Artificial intelligence is everywhere, even though we normally can’t ‘see’ it. From what Netflix recommends we watch to the answers Alexa gives us to random questions, AI is at work behind-the-scenes.
Now an AI-based app may be able to help reduce false readings on lateral flow tests for Covid-19.
In a trial, involving Professor Camila Caiado from our Department of Mathematical Sciences, machine learning was used to take the guesswork out of the faint line on lateral flow tests.
The AI app saw an increase in the sensitivity of the tests, reducing the numbers of false negatives.
Covid-19 has meant diagnostic testing has become familiar to many more people in society. However, one of the drawbacks of lateral flow testing for Covid-19 and tests using similar methods, such as some pregnancy tests, is the ‘faint line’ where it doesn’t always give a clear answer.

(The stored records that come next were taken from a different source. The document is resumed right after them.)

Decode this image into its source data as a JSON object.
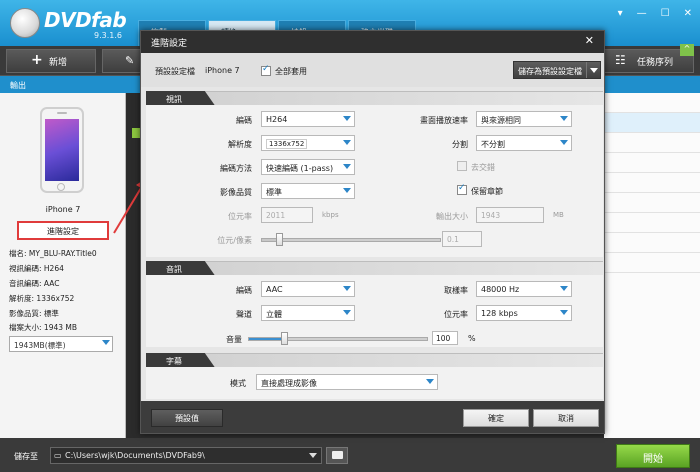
{
  "app": {
    "title": "DVDfab",
    "version": "9.3.1.6"
  },
  "main_tabs": [
    "複製",
    "轉換",
    "燒錄",
    "建立光碟"
  ],
  "toolbar": {
    "add_label": "新增",
    "task_queue_label": "任務序列"
  },
  "column_header": "輸出",
  "device": {
    "name": "iPhone 7",
    "advanced_button": "進階設定"
  },
  "file_info": [
    {
      "label": "檔名:",
      "value": "MY_BLU-RAY.Title0"
    },
    {
      "label": "視訊編碼:",
      "value": "H264"
    },
    {
      "label": "音訊編碼:",
      "value": "AAC"
    },
    {
      "label": "解析度:",
      "value": "1336x752"
    },
    {
      "label": "影像品質:",
      "value": "標準"
    },
    {
      "label": "檔案大小:",
      "value": "1943 MB"
    }
  ],
  "size_select": "1943MB(標準)",
  "bottom": {
    "save_to_label": "儲存至",
    "path": "C:\\Users\\wjk\\Documents\\DVDFab9\\",
    "start_label": "開始"
  },
  "dialog": {
    "title": "進階設定",
    "close_label": "✕",
    "preset_label": "預設設定檔",
    "preset_value": "iPhone 7",
    "apply_all_label": "全部套用",
    "apply_all_checked": true,
    "save_preset_label": "儲存為預設設定檔",
    "video": {
      "section": "視訊",
      "codec_label": "編碼",
      "codec": "H264",
      "resolution_label": "解析度",
      "resolution": "1336x752",
      "encode_method_label": "編碼方法",
      "encode_method": "快速編碼 (1-pass)",
      "quality_label": "影像品質",
      "quality": "標準",
      "bitrate_label": "位元率",
      "bitrate": "2011",
      "bitrate_unit": "kbps",
      "bits_per_pixel_label": "位元/像素",
      "bits_per_pixel": "0.1",
      "bits_per_pixel_level": 0.1,
      "framerate_label": "畫面播放速率",
      "framerate": "與來源相同",
      "split_label": "分割",
      "split": "不分割",
      "deinterlace_label": "去交錯",
      "deinterlace_checked": false,
      "keep_chapters_label": "保留章節",
      "keep_chapters_checked": true,
      "output_size_label": "輸出大小",
      "output_size": "1943",
      "output_size_unit": "MB"
    },
    "audio": {
      "section": "音訊",
      "codec_label": "編碼",
      "codec": "AAC",
      "channels_label": "聲道",
      "channels": "立體",
      "samplerate_label": "取樣率",
      "samplerate": "48000 Hz",
      "bitrate_label": "位元率",
      "bitrate": "128 kbps",
      "volume_label": "音量",
      "volume": "100",
      "volume_unit": "%",
      "volume_level": 0.2
    },
    "subtitle": {
      "section": "字幕",
      "mode_label": "模式",
      "mode": "直接處理成影像"
    },
    "footer": {
      "default_label": "預設值",
      "ok_label": "確定",
      "cancel_label": "取消"
    }
  }
}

The app, which requires the users to take a picture of the test, uses machine learning to assess this and creates a threshold for whether a very faint line is there or not.
In the trial, the research team worked with testing centres for the general public and with health care workers carrying out their own tests, with more than 100,000 images submitted as part of the study. The algorithm was able to increase the sensitivity of results – the accuracy rate of a true positive and false negative - from 92 per cent to 97.6 per cent.
The promise of this AI technology could be used in other applications, both to reduce uncertainty about test results and provide a crucial support for visually impaired people for example.